Washington, July 22 (RFE/FL) -- Boris Yeltsin recently proposed that Russians should begin to think about the formulation of a new Russian ideology. The Russian president did not say what he thought that ideology should contain, but his suggestion that it could help sort out Russian politics offers an intriguing idea.

Yeltsin's proposal, which he made to a meeting of his campaign associates, may have very little to do with coming up with new ideas about where Russia should be heading. Rather, it may have a great deal to do with the formation of a political movement designed to solidify Yeltsin's hold on power and to carry on his reform program.

The Russian president, despite his recent victory at the polls, continues to be criticized in Russia and the West for his failure to build or base himself in a political party. One of the reasons that Yeltsin has had so many problems with the parliament is that he is explicitly not the leader of any one party.

Yeltsin's efforts to create a party and his backing of Prime Minister Viktor Chernomyrdin's "Russia is Our Home" bloc were not entirely successful, in part because Yeltsin himself was unwilling to commit himself to be a leader of the group.

At the meeting with his campaign aides, Yeltsin felt compelled to justify himself on this point yet again.

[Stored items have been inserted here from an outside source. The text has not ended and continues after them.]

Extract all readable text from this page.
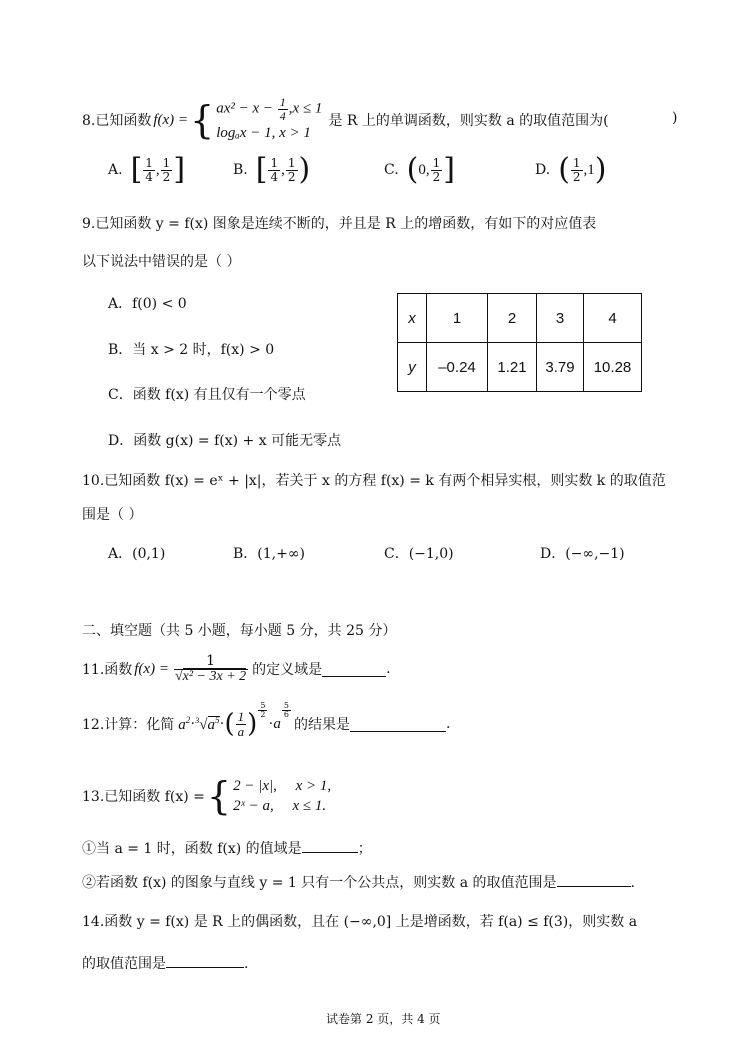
8.已知函数 f(x) = { $ax^2 - x - \frac{1}{4} ,x \le 1$
logₐx − 1, x > 1
是 R 上的单调函数，则实数 a 的取值范围为(	)
A. [ $\frac{1}{4}$ , $\frac{1}{2}$ ]	B. [ $\frac{1}{4}$ , $\frac{1}{2}$ )	C. ( 0 , $\frac{1}{2}$ ]	D. ( $\frac{1}{2}$ , 1 )
9.已知函数 y = f(x) 图象是连续不断的，并且是 R 上的增函数，有如下的对应值表
以下说法中错误的是（ ）
A．f(0) < 0
B．当 x > 2 时，f(x) > 0
C．函数 f(x) 有且仅有一个零点
D．函数 g(x) = f(x) + x 可能无零点
x	1	2	3	4
y	–0.24	1.21	3.79	10.28
10.已知函数 f(x) = eˣ + |x|，若关于 x 的方程 f(x) = k 有两个相异实根，则实数 k 的取值范
围是（ ）
A．(0,1)	B．(1,+∞)	C．(−1,0)	D．(−∞,−1)
二、填空题（共 5 小题，每小题 5 分，共 25 分）
11.函数 $f(x) = \frac{1}{\text{√x² − 3x + 2}}$ 的定义域是	.
12.计算：化简 $a^2 \cdot ^3√a^5$ · ( $\frac{1}{a}$ ) $\frac{5}{2}$
· a
$\frac{5}{6}$
的结果是	.
13.已知函数 f(x) = { 2 − |x|,     x > 1,
2ˣ − a,     x ≤ 1.
①当 a = 1 时，函数 f(x) 的值域是	；
②若函数 f(x) 的图象与直线 y = 1 只有一个公共点，则实数 a 的取值范围是	.
14.函数 y = f(x) 是 R 上的偶函数，且在 (−∞,0] 上是增函数，若 f(a) ≤ f(3)，则实数 a
的取值范围是	.
试卷第 2 页，共 4 页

He said that while there are so many parties and movements in the country--he suggested there were "about 40"--it would be a mistake for the president to be a member of any one of them.

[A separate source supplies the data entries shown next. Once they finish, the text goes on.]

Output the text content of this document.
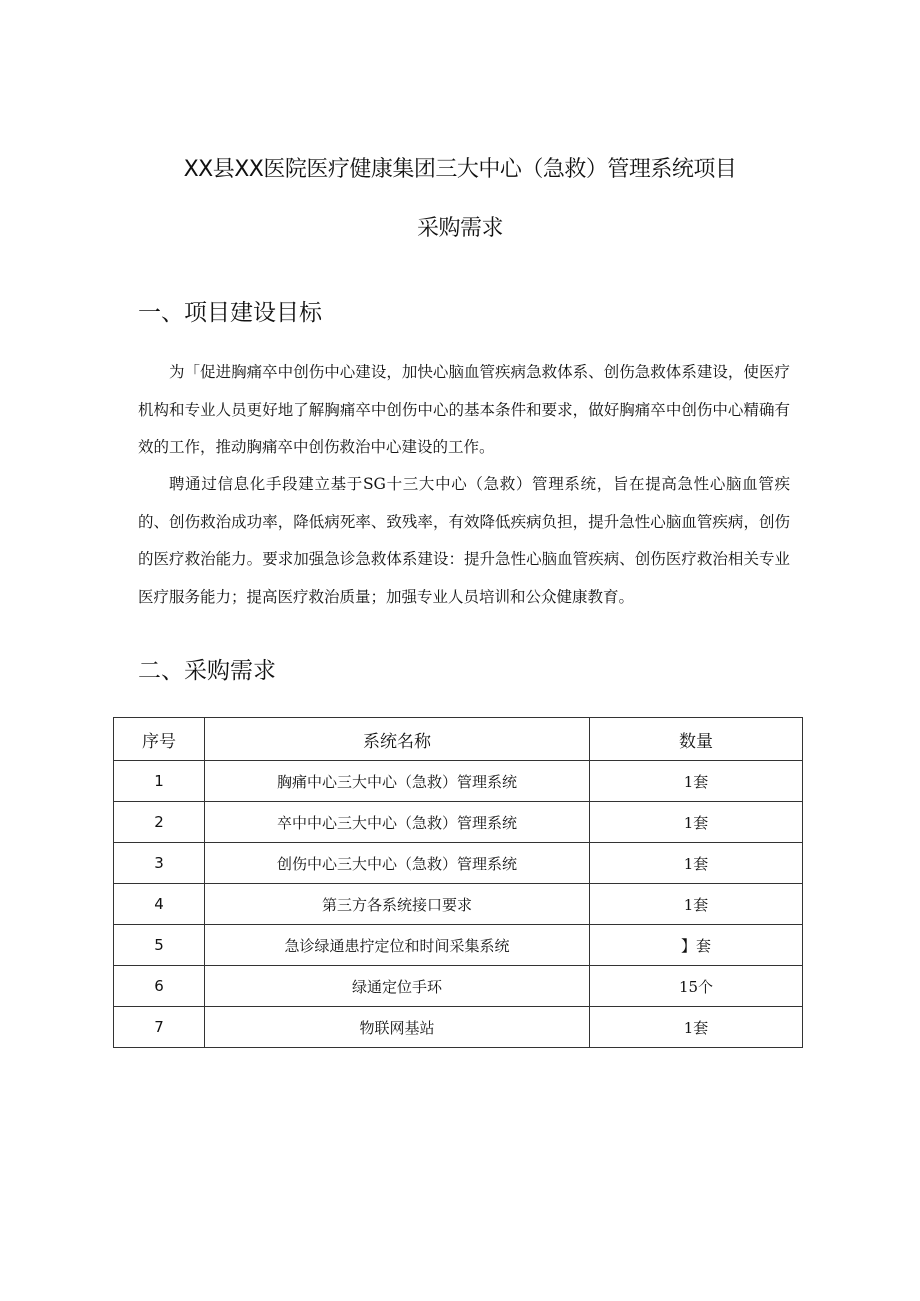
XX县XX医院医疗健康集团三大中心（急救）管理系统项目
采购需求
一、项目建设目标

为「促进胸痛卒中创伤中心建设，加快心脑血管疾病急救体系、创伤急救体系建设，使医疗机构和专业人员更好地了解胸痛卒中创伤中心的基本条件和要求，做好胸痛卒中创伤中心精确有效的工作，推动胸痛卒中创伤救治中心建设的工作。

聘通过信息化手段建立基于SG十三大中心（急救）管理系统，旨在提高急性心脑血管疾的、创伤救治成功率，降低病死率、致残率，有效降低疾病负担，提升急性心脑血管疾病，创伤的医疗救治能力。要求加强急诊急救体系建设：提升急性心脑血管疾病、创伤医疗救治相关专业医疗服务能力；提高医疗救治质量；加强专业人员培训和公众健康教育。

二、采购需求
序号	系统名称	数量
1	胸痛中心三大中心（急救）管理系统	1套
2	卒中中心三大中心（急救）管理系统	1套
3	创伤中心三大中心（急救）管理系统	1套
4	第三方各系统接口要求	1套
5	急诊绿通患拧定位和时间采集系统	】套
6	绿通定位手环	15个
7	物联网基站	1套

But the Russian president added: "When there are just two or three of them, the president will have to make his choice." And he noted that Russia might reach that stage by the next presidential poll in the year 2000.

Consequently, what Yeltsin appears to have in mind when he speaks of a "national ideology" is not a set of ideas but rather an organization. Indeed, whether he is aware of the parallels or not, the Russian president seems ready to follow in the footsteps of French leader Charles de Gaulle, who set up a movement to overcome the party divisions of the French Fourth Republic.

And that movement, which was launched as an alternative to political parties, became the dominant political force in the French Fifth Republic.

Sergei Filatov, a senior Yeltsin advisor, provided some additional support for this interpretation when he told Russian journalists that the Popular-Patriotic Bloc that had been set up to help re-elect Yeltsin would not turn its attention to making sure pro-Yeltsin candidates won in local and regional elections later this year.

And other Yeltsin aides who attended the meeting suggested that the people involved in this bloc could provide an important "direct link" between Yeltsin and the electorate.

Such a strategy--the creation of a party in the guise of defining an ideology for Russia--would be quintessentially Yeltsin in method and goals.

To a remarkable extent, it would allow him to have his cake and eat it too. He could continue to present himself to Russians still suspicious of party labels as uniquely standing above all parties, while at the same time building one that could quickly become the strongest party in Russia since the demise of the Soviet Union.